On the Impact of System Homogeneity (“Monoculture”)
(From pp. 191-192): The similarity intrinsic in the component systems of a homogeneous collection implies that these component systems share vulnerabilities. A successful attack on one system is then likely to suc-
ceed on other systems as well—the antithesis of what is desired for implementing trustworthiness. Moreover, today’s dominant computing and communications environments are based on hardware and software that were not designed with security in mind; consequently, these systems are not difficult to compromise, as discussed in previous chapters.

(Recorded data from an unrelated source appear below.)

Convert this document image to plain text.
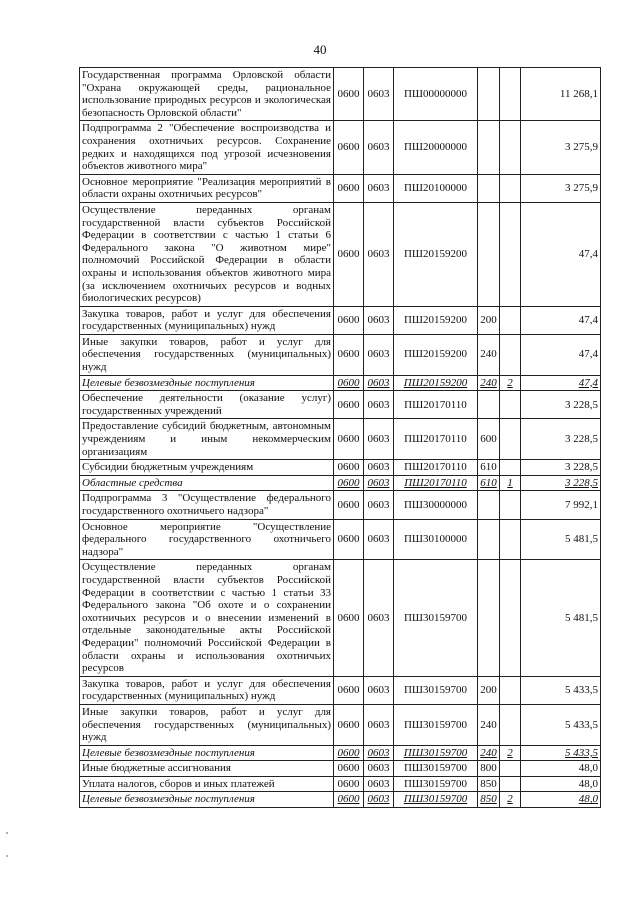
40
Государственная программа Орловской области "Охрана окружающей среды, рациональное использование природных ресурсов и экологическая безопасность Орловской области"	0600	0603	ПШ00000000			11 268,1
Подпрограмма 2 "Обеспечение воспроизводства и сохранения охотничьих ресурсов. Сохранение редких и находящихся под угрозой исчезновения объектов животного мира"	0600	0603	ПШ20000000			3 275,9
Основное мероприятие "Реализация мероприятий в области охраны охотничьих ресурсов"	0600	0603	ПШ20100000			3 275,9
Осуществление переданных органам государственной власти субъектов Российской Федерации в соответствии с частью 1 статьи 6 Федерального закона "О животном мире" полномочий Российской Федерации в области охраны и использования объектов животного мира (за исключением охотничьих ресурсов и водных биологических ресурсов)	0600	0603	ПШ20159200			47,4
Закупка товаров, работ и услуг для обеспечения государственных (муниципальных) нужд	0600	0603	ПШ20159200	200		47,4
Иные закупки товаров, работ и услуг для обеспечения государственных (муниципальных) нужд	0600	0603	ПШ20159200	240		47,4
Целевые безвозмездные поступления	0600	0603	ПШ20159200	240	2	47,4
Обеспечение деятельности (оказание услуг) государственных учреждений	0600	0603	ПШ20170110			3 228,5
Предоставление субсидий бюджетным, автономным учреждениям и иным некоммерческим организациям	0600	0603	ПШ20170110	600		3 228,5
Субсидии бюджетным учреждениям	0600	0603	ПШ20170110	610		3 228,5
Областные средства	0600	0603	ПШ20170110	610	1	3 228,5
Подпрограмма 3 "Осуществление федерального государственного охотничьего надзора"	0600	0603	ПШ30000000			7 992,1
Основное мероприятие "Осуществление федерального государственного охотничьего надзора"	0600	0603	ПШ30100000			5 481,5
Осуществление переданных органам государственной власти субъектов Российской Федерации в соответствии с частью 1 статьи 33 Федерального закона "Об охоте и о сохранении охотничьих ресурсов и о внесении изменений в отдельные законодательные акты Российской Федерации" полномочий Российской Федерации в области охраны и использования охотничьих ресурсов	0600	0603	ПШ30159700			5 481,5
Закупка товаров, работ и услуг для обеспечения государственных (муниципальных) нужд	0600	0603	ПШ30159700	200		5 433,5
Иные закупки товаров, работ и услуг для обеспечения государственных (муниципальных) нужд	0600	0603	ПШ30159700	240		5 433,5
Целевые безвозмездные поступления	0600	0603	ПШ30159700	240	2	5 433,5
Иные бюджетные ассигнования	0600	0603	ПШ30159700	800		48,0
Уплата налогов, сборов и иных платежей	0600	0603	ПШ30159700	850		48,0
Целевые безвозмездные поступления	0600	0603	ПШ30159700	850	2	48,0
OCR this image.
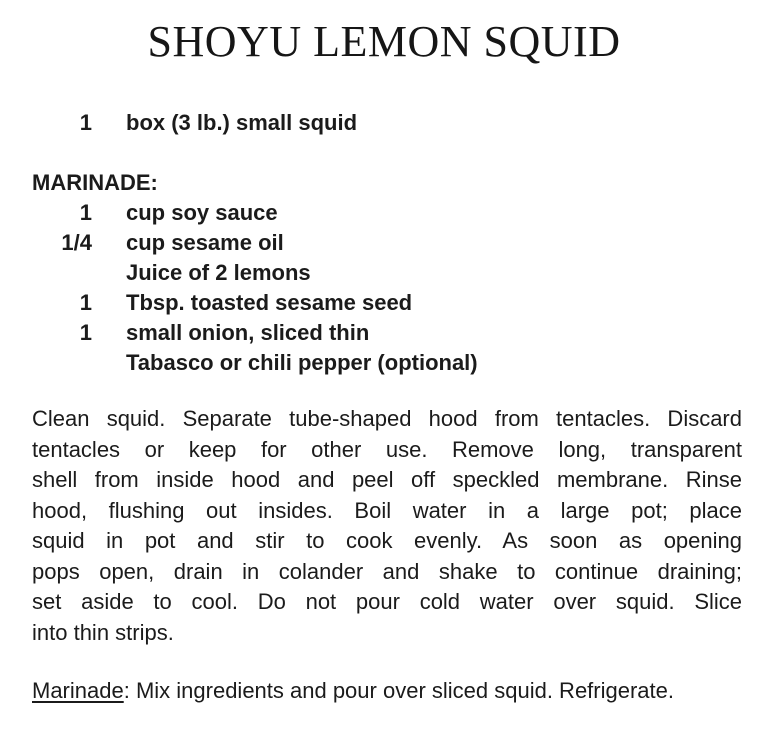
SHOYU LEMON SQUID
1 box (3 lb.) small squid
MARINADE:
1 cup soy sauce
1/4 cup sesame oil
Juice of 2 lemons
1 Tbsp. toasted sesame seed
1 small onion, sliced thin
Tabasco or chili pepper (optional)

Clean squid. Separate tube-shaped hood from tentacles. Discard
tentacles or keep for other use. Remove long, transparent
shell from inside hood and peel off speckled membrane. Rinse
hood, flushing out insides. Boil water in a large pot; place
squid in pot and stir to cook evenly. As soon as opening
pops open, drain in colander and shake to continue draining;
set aside to cool. Do not pour cold water over squid. Slice
into thin strips.

Marinade: Mix ingredients and pour over sliced squid. Refrigerate.
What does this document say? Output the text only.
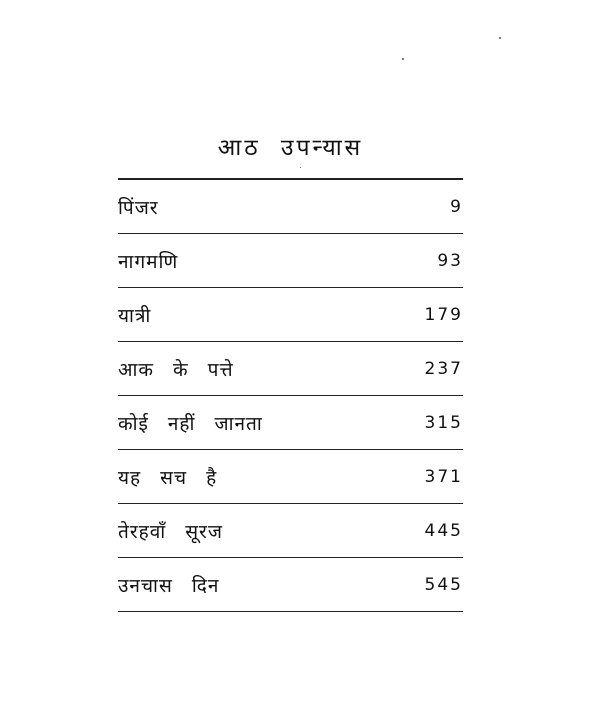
आठ उपन्यास
पिंजर	9
नागमणि	93
यात्री	179
आक के पत्ते	237
कोई नहीं जानता	315
यह सच है	371
तेरहवाँ सूरज	445
उनचास दिन	545
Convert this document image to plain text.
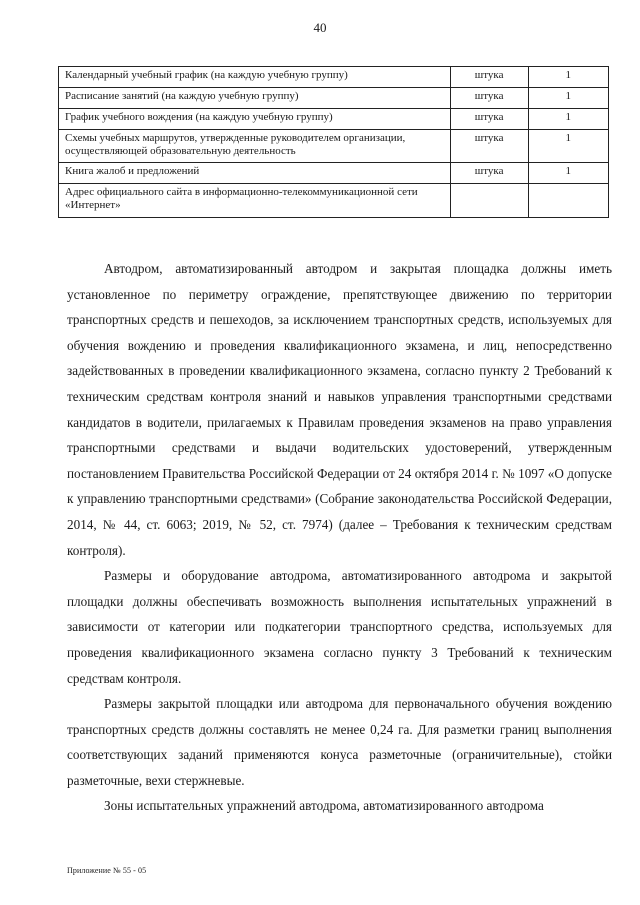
40
Календарный учебный график (на каждую учебную группу)	штука	1
Расписание занятий (на каждую учебную группу)	штука	1
График учебного вождения (на каждую учебную группу)	штука	1
Схемы учебных маршрутов, утвержденные руководителем организации, осуществляющей образовательную деятельность	штука	1
Книга жалоб и предложений	штука	1
Адрес официального сайта в информационно-телекоммуникационной сети «Интернет»		

Автодром, автоматизированный автодром и закрытая площадка должны иметь установленное по периметру ограждение, препятствующее движению по территории транспортных средств и пешеходов, за исключением транспортных средств, используемых для обучения вождению и проведения квалификационного экзамена, и лиц, непосредственно задействованных в проведении квалификационного экзамена, согласно пункту 2 Требований к техническим средствам контроля знаний и навыков управления транспортными средствами кандидатов в водители, прилагаемых к Правилам проведения экзаменов на право управления транспортными средствами и выдачи водительских удостоверений, утвержденным постановлением Правительства Российской Федерации от 24 октября 2014 г. № 1097 «О допуске к управлению транспортными средствами» (Собрание законодательства Российской Федерации, 2014, № 44, ст. 6063; 2019, № 52, ст. 7974) (далее – Требования к техническим средствам контроля).

Размеры и оборудование автодрома, автоматизированного автодрома и закрытой площадки должны обеспечивать возможность выполнения испытательных упражнений в зависимости от категории или подкатегории транспортного средства, используемых для проведения квалификационного экзамена согласно пункту 3 Требований к техническим средствам контроля.

Размеры закрытой площадки или автодрома для первоначального обучения вождению транспортных средств должны составлять не менее 0,24 га. Для разметки границ выполнения соответствующих заданий применяются конуса разметочные (ограничительные), стойки разметочные, вехи стержневые.

Зоны испытательных упражнений автодрома, автоматизированного автодрома

Приложение № 55 - 05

There is, therefore, some tension between homogeneity and trustworthiness. Powerful forces make technological homogeneity compelling . . ., but some attributes of trustworthiness benefit from diversity. . . . On the other hand, a widely used trustworthy operating system might be superior to a variety of nontrustworthy operating systems; diversity, per se, is not equivalent to increased trustworthiness.
Technological convergence may also be realized through the market dominance of a few suppliers of key components, with monopoly as the limit case when technological homogeneity is dictated by the monopolist. However, the number of suppliers could grow as a result of the diffusion of computing into embedded, ubiquitous environments; the diversification and interoperability of communications services; and the continued integration of computing and communications into organizations within various market niches.